What to look at in the SPX curve
Now that we had a 100 handle down day I thought it would be instructive to muse on the SPX volatility curve. I have put out several TWTR posts on midday curves using Edge Hunter Curve to help traders get a grasp of some of the activity in the Implied Volatility. Focus on these two things: the slope of the OTM options and rise or decline of the absolute volatility ATM.
How the SPX curve moves in the OTM options
I traded SPX for a year in the mid-90s. One of the things I learned was that the volatility curve inflects from the ATM straddle. Put curve slope moveS in a direction up or down and so do the upside call curves. Each term has a unique curve but back then there were no Weeklys. In general, but not always, the lower the IV ATM the steeper the curves go OTM. For instance we were looking at steeper skew just last week into the FOMC with lower ATM volatility. Today as you can see from chart below that is not the case.
The whole SPX curve can shift up or down
It gets more confusing in that the ATM can shift up or down.
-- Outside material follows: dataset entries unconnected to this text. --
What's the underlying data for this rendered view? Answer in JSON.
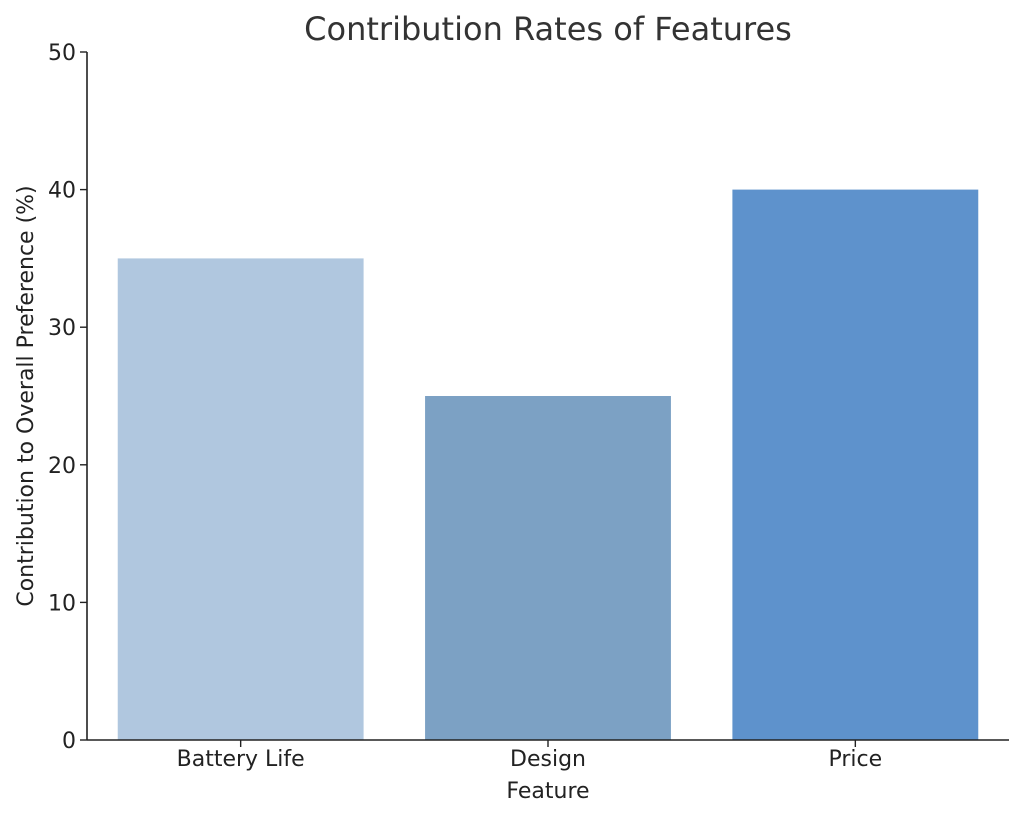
{
  "chart_data": {
    "type": "bar",
    "title": "Contribution Rates of Features",
    "xlabel": "Feature",
    "ylabel": "Contribution to Overall Preference (%)",
    "categories": [
      "Battery Life",
      "Design",
      "Price"
    ],
    "values": [
      35,
      25,
      40
    ],
    "colors": [
      "#b0c7df",
      "#7ca1c4",
      "#5e92cc"
    ],
    "ylim": [
      0,
      50
    ],
    "yticks": [
      0,
      10,
      20,
      30,
      40,
      50
    ],
    "grid": false
  }
}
Just a move in SPX will generate a new ATM volatility. The difference is how “sticky” that volatility is to the new ATM strike. There are several different types of trades one can generate around these shifts. When the IV ATM is rising, the vol traders usually think a move is for real and jack up the volatility ahead of the action.
Today’s move was mostly curve flattening
What happened today is the SPX moved so much implied volatility jumped up at each strike relative to the ATM. This morning the big curve flattening was a tell the market makers were adjusting to a bigger move.